Certaines entreprises ont déjà corrigé leurs projections en fonction de problèmes de production. Dans un premier temps, Pfizer a annoncé une production de 100 millions de doses d’ici la fin de cette année. En fin de compte, il a fini par réduire ce nombre de moitié. Novavax a reporté ses essais cliniques en partie parce qu’il ne pouvait pas faire suffisamment de doses.
Dans d’autres cas, les fabricants de vaccins ou leurs partenaires – peut-être – ont promis plus de doses qu’ils ne peuvent en produire. Au total, 3.210 millions de doses du vaccin AstraZeneca ont été attribuées. Mais, selon Airfinity, les accords de production sont fixés pour seulement 2,86 milliards de doses. Johnson & Johnson a promis 1,3 milliard de doses, mais garanti une production de seulement 1,1 milliard.
Partager au lieu d’accumuler
Alors que les disparités marquées dans l’accès aux vaccins COVID-19 deviennent plus visibles, les pays riches sont de plus en plus pressés de modifier leurs plans.
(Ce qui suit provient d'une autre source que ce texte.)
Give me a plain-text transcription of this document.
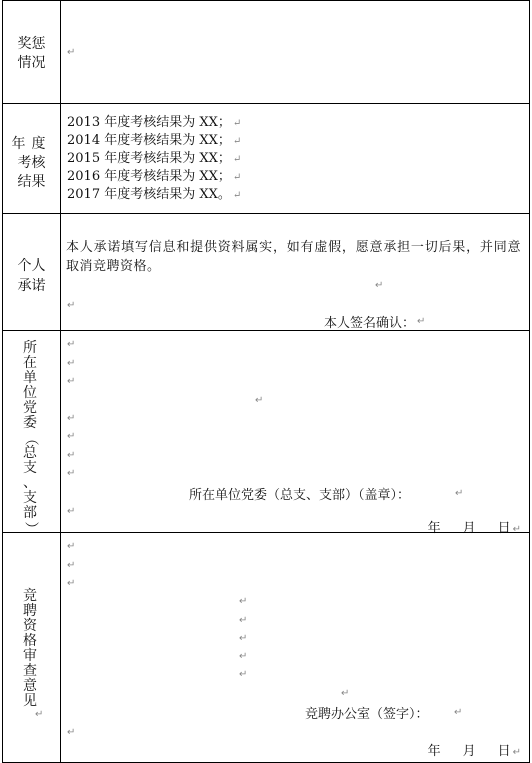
奖惩
情况
↵
年度
考核
结果
2013 年度考核结果为 XX； ↵
2014 年度考核结果为 XX； ↵
2015 年度考核结果为 XX； ↵
2016 年度考核结果为 XX； ↵
2017 年度考核结果为 XX。 ↵
个人
承诺
本人承诺填写信息和提供资料属实，如有虚假，愿意承担一切后果，并同意取消竞聘资格。
↵
↵
本人签名确认： ↵
所
在
单
位
党
委
（
总
支
、
支
部
）
↵
↵
↵
↵
↵
↵
↵
↵
所在单位党委（总支、支部）（盖章）：	↵
↵
年 月 日 ↵
竞
聘
资
格
审
查
意
见
↵
↵
↵
↵
↵
↵
↵
↵
↵
↵
竞聘办公室（签字）：	↵
↵
年 月 日 ↵
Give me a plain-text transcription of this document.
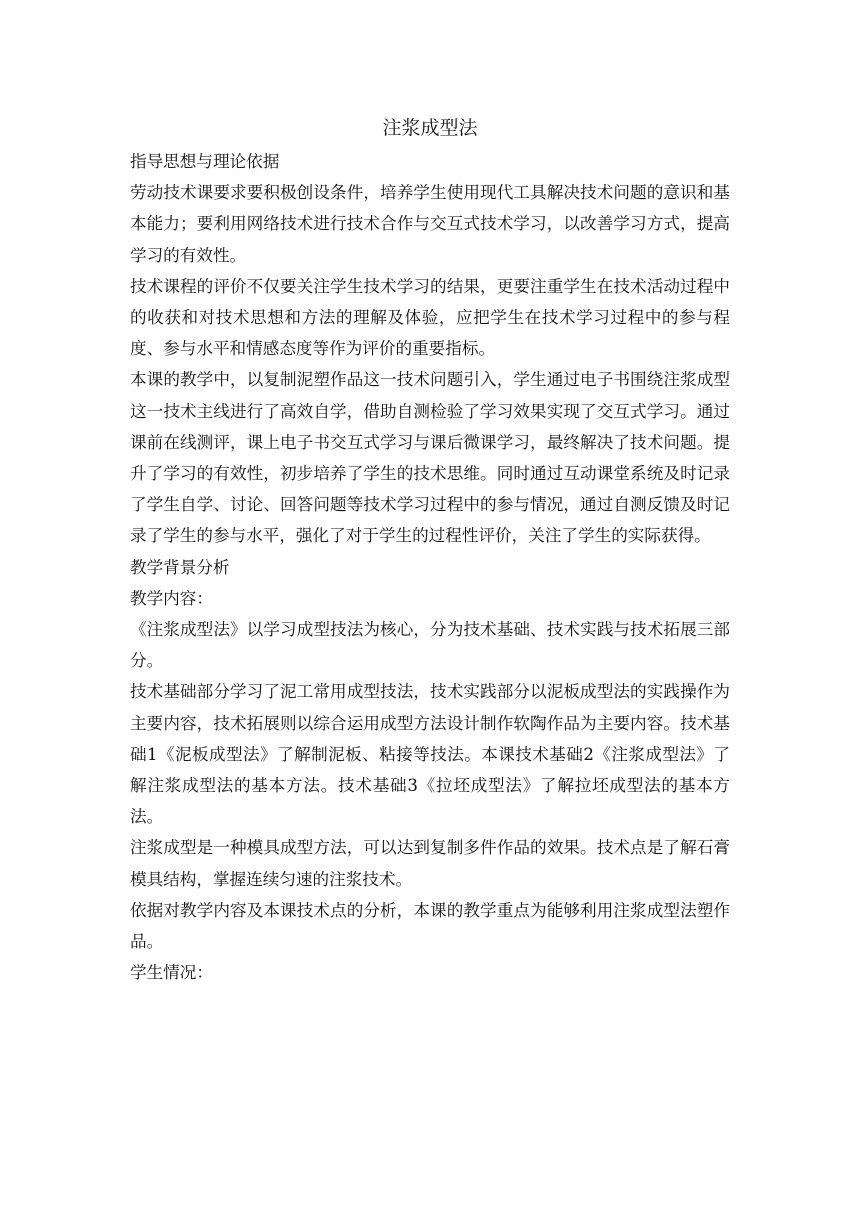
注浆成型法

指导思想与理论依据

劳动技术课要求要积极创设条件，培养学生使用现代工具解决技术问题的意识和基本能力；要利用网络技术进行技术合作与交互式技术学习，以改善学习方式，提高学习的有效性。

技术课程的评价不仅要关注学生技术学习的结果，更要注重学生在技术活动过程中的收获和对技术思想和方法的理解及体验，应把学生在技术学习过程中的参与程度、参与水平和情感态度等作为评价的重要指标。

本课的教学中，以复制泥塑作品这一技术问题引入，学生通过电子书围绕注浆成型这一技术主线进行了高效自学，借助自测检验了学习效果实现了交互式学习。通过课前在线测评，课上电子书交互式学习与课后微课学习，最终解决了技术问题。提升了学习的有效性，初步培养了学生的技术思维。同时通过互动课堂系统及时记录了学生自学、讨论、回答问题等技术学习过程中的参与情况，通过自测反馈及时记录了学生的参与水平，强化了对于学生的过程性评价，关注了学生的实际获得。

教学背景分析

教学内容：

《注浆成型法》以学习成型技法为核心，分为技术基础、技术实践与技术拓展三部分。

技术基础部分学习了泥工常用成型技法，技术实践部分以泥板成型法的实践操作为主要内容，技术拓展则以综合运用成型方法设计制作软陶作品为主要内容。技术基础1《泥板成型法》了解制泥板、粘接等技法。本课技术基础2《注浆成型法》了解注浆成型法的基本方法。技术基础3《拉坯成型法》了解拉坯成型法的基本方法。

注浆成型是一种模具成型方法，可以达到复制多件作品的效果。技术点是了解石膏模具结构，掌握连续匀速的注浆技术。

依据对教学内容及本课技术点的分析，本课的教学重点为能够利用注浆成型法塑作品。

学生情况：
L’Australie, le Royaume-Uni, le Canada et l’UE ont pris des engagements financiers envers Covax. Désormais, ils sont encouragés à échelonner la mise en œuvre de leurs propres doses afin de ne pas laisser les pays en développement de côté.
«Le pire résultat est d’offrir des vaccins à l’ensemble de la population d’un pays avant de le faire aux personnes les plus à risque dans d’autres pays», a déclaré Bruce Aylward, conseiller du directeur général de l’OMS qui travaille sur l’initiative mondiale de vaccination.
Les pays riches, qui pourraient parfaitement se retrouver avec plus de doses que ce dont ils ont besoin, sont invités à donner des vaccins. Même le Canada a entamé des discussions pour déterminer comment soutenir la lutte contre le COVID-19 dans d’autres pays.
Récemment, Trump a signé un décret pour déclarer que dès que le gouvernement fédéral déterminera qu’il y a un approvisionnement suffisant pour les Américains, il facilitera l’accès international de ses vaccins «à ses alliés et partenaires», rapportent les médias.
Selon le NYT, les représentants de Covax s’attendent à ce que Washington augmente ses contributions lorsque Joe Biden prendra ses fonctions. Son espoir est qu’il tiendra sa promesse d’annuler le retrait unilatéral de Trump de l’OMS.
«Cependant, même si les pays riches font don de leurs excédents de vaccins, le reste du monde n’aura pas toutes les doses dont il a besoin d’ici la fin de l’année», prévient le NYT.
«Certains experts prédisent que ce ne sera qu’en 2024 qu’il y aura suffisamment de vaccins contre le COVID-19. D’autres pensent qu’au fur et à mesure que de plus en plus de personnes tombent malades et acquièrent une immunité naturelle, le besoin d’un vaccin diminuera et l’approvisionnement sera suffisant d’ici la fin de 2022», conclut le rapport.